As filhas de santo rodopiavam no salão, levantando o vento que traz a chuva
para lavar a terra e semear a paz, o batuque seguia os cantos, as danças se
sucediam, mas só ao amanhecer é que sua luz se manifestou por inteiro.
― Eparrei Oyá!
― Alda se ajoelhou, a orixá estava incorporada, o respeito era máximo.
― Minha filha
voltou, é? Ou vai me renegar de novo que nem quando tu virou evangélica?
― Perdoa meus
descaminhos, mãe.
― Oiá Funán,
Adagangbará!

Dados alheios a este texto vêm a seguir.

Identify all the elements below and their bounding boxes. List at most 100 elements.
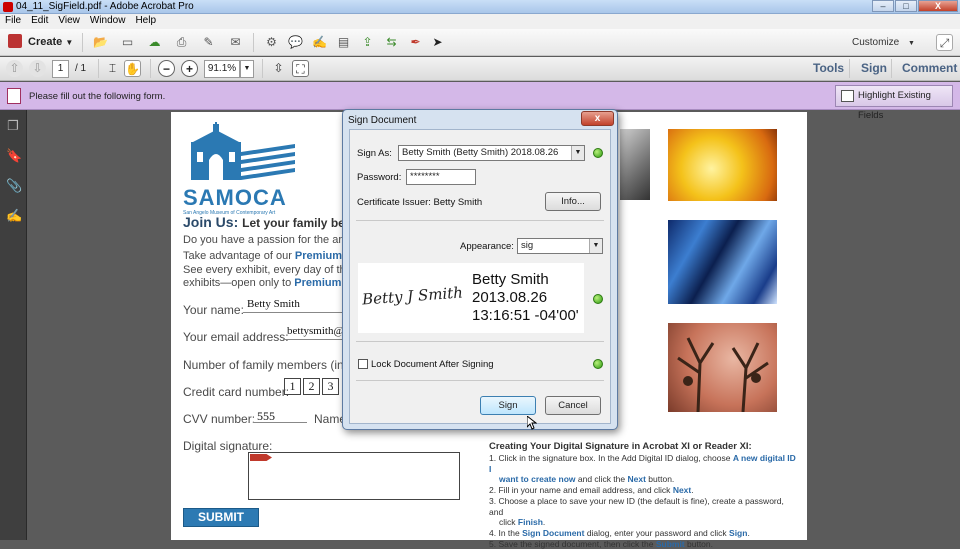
chevron-down-icon: ▼	[571, 146, 584, 160]
menu-help[interactable]: Help	[130, 14, 161, 26]
next-page-icon[interactable]: ⇩	[29, 60, 46, 77]
help-title: Creating Your Digital Signature in Acrob…	[489, 441, 752, 452]
intro-line-4: exhibits—open only to Premium F	[183, 277, 352, 289]
tools-pane-link[interactable]: Tools	[813, 61, 844, 75]
valid-check-icon	[593, 148, 603, 158]
lock-document-label: Lock Document After Signing	[371, 359, 494, 370]
fit-width-icon[interactable]: ⛶	[292, 60, 309, 77]
toolbar-divider	[262, 59, 263, 78]
signatures-icon[interactable]: ✍	[6, 208, 22, 224]
email-underline	[283, 339, 343, 340]
cvv-underline	[253, 422, 307, 423]
help-step: 1. Click in the signature box. In the Ad…	[489, 453, 796, 474]
bookmarks-icon[interactable]: 🔖	[6, 148, 22, 164]
divider	[356, 341, 604, 342]
zoom-level-input[interactable]: 91.1%	[204, 60, 240, 78]
previous-page-icon[interactable]: ⇧	[6, 60, 23, 77]
help-steps: 1. Click in the signature box. In the Ad…	[489, 453, 799, 549]
hand-tool-icon[interactable]: ✋	[124, 60, 141, 77]
cc-digit-field[interactable]: 2	[303, 378, 320, 395]
digital-signature-label: Digital signature:	[183, 439, 273, 453]
valid-check-icon	[593, 294, 603, 304]
handwritten-signature: Betty J Smith	[361, 283, 464, 309]
comment-bubble-icon[interactable]: 💬	[287, 34, 304, 51]
email-icon[interactable]: ✉	[227, 34, 244, 51]
sign-pane-link[interactable]: Sign	[861, 61, 887, 75]
settings-gear-icon[interactable]: ⚙	[263, 34, 280, 51]
intro-line-3: See every exhibit, every day of the ye	[183, 264, 367, 276]
select-cursor-icon[interactable]: ⌶	[104, 60, 121, 77]
divider	[356, 220, 604, 221]
open-folder-icon[interactable]: 📂	[92, 34, 109, 51]
tree-painting-image	[668, 323, 777, 413]
close-window-button[interactable]: X	[918, 0, 958, 12]
yellow-painting-image	[668, 129, 777, 201]
sticky-note-icon[interactable]: ✍	[311, 34, 328, 51]
pointer-icon[interactable]: ➤	[429, 34, 446, 51]
print-icon[interactable]: ⎙	[173, 34, 190, 51]
zoom-dropdown-icon[interactable]: ▼	[240, 60, 254, 78]
share-icon[interactable]: ⇆	[383, 34, 400, 51]
menu-edit[interactable]: Edit	[26, 14, 53, 26]
zoom-in-icon[interactable]: +	[181, 60, 198, 77]
page-thumbnails-icon[interactable]: ❐	[6, 118, 20, 134]
menu-view[interactable]: View	[53, 14, 85, 26]
cc-digit-field[interactable]: 1	[284, 378, 301, 395]
expand-icon[interactable]: ⤢	[936, 34, 953, 51]
edit-icon[interactable]: ✎	[200, 34, 217, 51]
name-field[interactable]: Betty Smith	[247, 298, 300, 310]
maximize-button[interactable]: □	[895, 0, 917, 12]
chevron-down-icon: ▼	[65, 38, 74, 47]
divider	[356, 380, 604, 381]
comment-pane-link[interactable]: Comment	[902, 61, 957, 75]
family-members-label: Number of family members (inc	[183, 358, 350, 372]
password-input[interactable]: ********	[406, 169, 476, 185]
mouse-cursor-icon	[526, 414, 538, 430]
create-pdf-icon	[8, 34, 22, 48]
fit-page-icon[interactable]: ⇳	[270, 60, 287, 77]
sign-button[interactable]: Sign	[480, 396, 536, 415]
appearance-select[interactable]: sig ▼	[517, 238, 603, 254]
zoom-out-icon[interactable]: −	[158, 60, 175, 77]
dialog-body: Sign As: Betty Smith (Betty Smith) 2018.…	[349, 129, 611, 424]
credit-card-label: Credit card number:	[183, 385, 290, 399]
signature-field[interactable]	[248, 452, 460, 500]
sign-as-select[interactable]: Betty Smith (Betty Smith) 2018.08.26 ▼	[398, 145, 585, 161]
chevron-down-icon: ▼	[589, 239, 602, 253]
submit-button[interactable]: SUBMIT	[183, 508, 259, 527]
dialog-title: Sign Document	[348, 115, 417, 126]
help-step: 5. Save the signed document, then click …	[489, 538, 713, 549]
toolbar-divider	[849, 59, 850, 78]
page-total: / 1	[75, 63, 87, 74]
sign-doc-icon[interactable]: ✒	[407, 34, 424, 51]
menu-file[interactable]: File	[0, 14, 26, 26]
signature-preview: Betty J Smith Betty Smith 2013.08.26 13:…	[358, 263, 584, 333]
create-button[interactable]: Create ▼	[8, 34, 73, 51]
highlight-fields-button[interactable]: Highlight Existing Fields	[835, 85, 953, 121]
toolbar-divider	[98, 59, 99, 78]
cvv-label: CVV number:	[183, 412, 256, 426]
password-label: Password:	[357, 172, 402, 183]
intro-line-2: Take advantage of our Premium Fa	[183, 250, 358, 262]
menu-window[interactable]: Window	[85, 14, 131, 26]
dialog-close-button[interactable]: x	[581, 111, 614, 126]
lock-document-checkbox[interactable]	[358, 359, 368, 369]
samoca-logo: SAMOCA San Angelo Museum of Contemporary…	[183, 122, 303, 216]
minimize-button[interactable]: –	[872, 0, 894, 12]
attachments-icon[interactable]: 📎	[6, 178, 22, 194]
name-label: Your name:	[183, 303, 244, 317]
sign-document-dialog: Sign Document x Sign As: Betty Smith (Be…	[342, 109, 618, 430]
cloud-upload-icon[interactable]: ☁	[146, 34, 163, 51]
info-button[interactable]: Info...	[545, 192, 601, 211]
logo-text: SAMOCA	[183, 185, 287, 210]
menu-bar: File Edit View Window Help	[0, 14, 960, 29]
cc-digit-field[interactable]: 3	[322, 378, 339, 395]
export-icon[interactable]: ⇪	[359, 34, 376, 51]
save-icon[interactable]: ▭	[119, 34, 136, 51]
tree-icon	[677, 337, 769, 413]
document-icon[interactable]: ▤	[335, 34, 352, 51]
cancel-button[interactable]: Cancel	[545, 396, 601, 415]
signature-flag-icon	[250, 454, 272, 461]
page-number-input[interactable]: 1	[52, 60, 69, 78]
customize-dropdown[interactable]: Customize ▼	[852, 37, 915, 48]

Tá querendo o quê com essa mania de mudar de nome?
― Ee...
― Shiu, não me
venha com mini-dramas, miligramas, essas lágrimas mundanas! Oiá não podia
parir, mas alcançou depois de sacrificar um carneiro. Tu teve cinco filho, de
três pai diferente, mas não devia, porque não tinha cabeça pra isso. Tu só
namorou gato mimado, seus ex são desafinado.
― Pois é, sempre
tive o dedo podre pra homem...
― Tem desespero
não, fia, Oiá ganhou seus poderes dos amantes que teve: de Ogum ganhei nove
filhos e o direito de usar a espada; de Oxaguiã, o escudo; de Oxóssi, a caça;
com Exu, o poder do fogo e da magia; de Logum Edé, vieram os frutos d’água; só
assosseguei com Xangô, que me trouxe o dom do encantamento, da justiça e dos
raios. Único que não quis nada comigo foi Obaluaê.
― Minha Iansã,
peço sua bênção, quero fazer minha música tocar no rádio, tocar na novela. Um
pouco de grana e sucesso não fazem mal a ninguém, mãinha.
― Sucesso,
sunssê diz?, com essas melodia e ritmo reguingado? Menina, Mãe Oyá ouvia canção
de escravo muito antes de tu nascer, acha que eu não sei de onde vem a tensão e
o movimento? Acha que eu nunca ouvi heavy metal? Ocê canta: “Vou dizer em sol,
vou dizer em si, vou dizer em fá, o que vim fazer aqui”, e ainda quer povão no
teu show? Tua corda tá é bem do amarrada na caçamba do Itamar!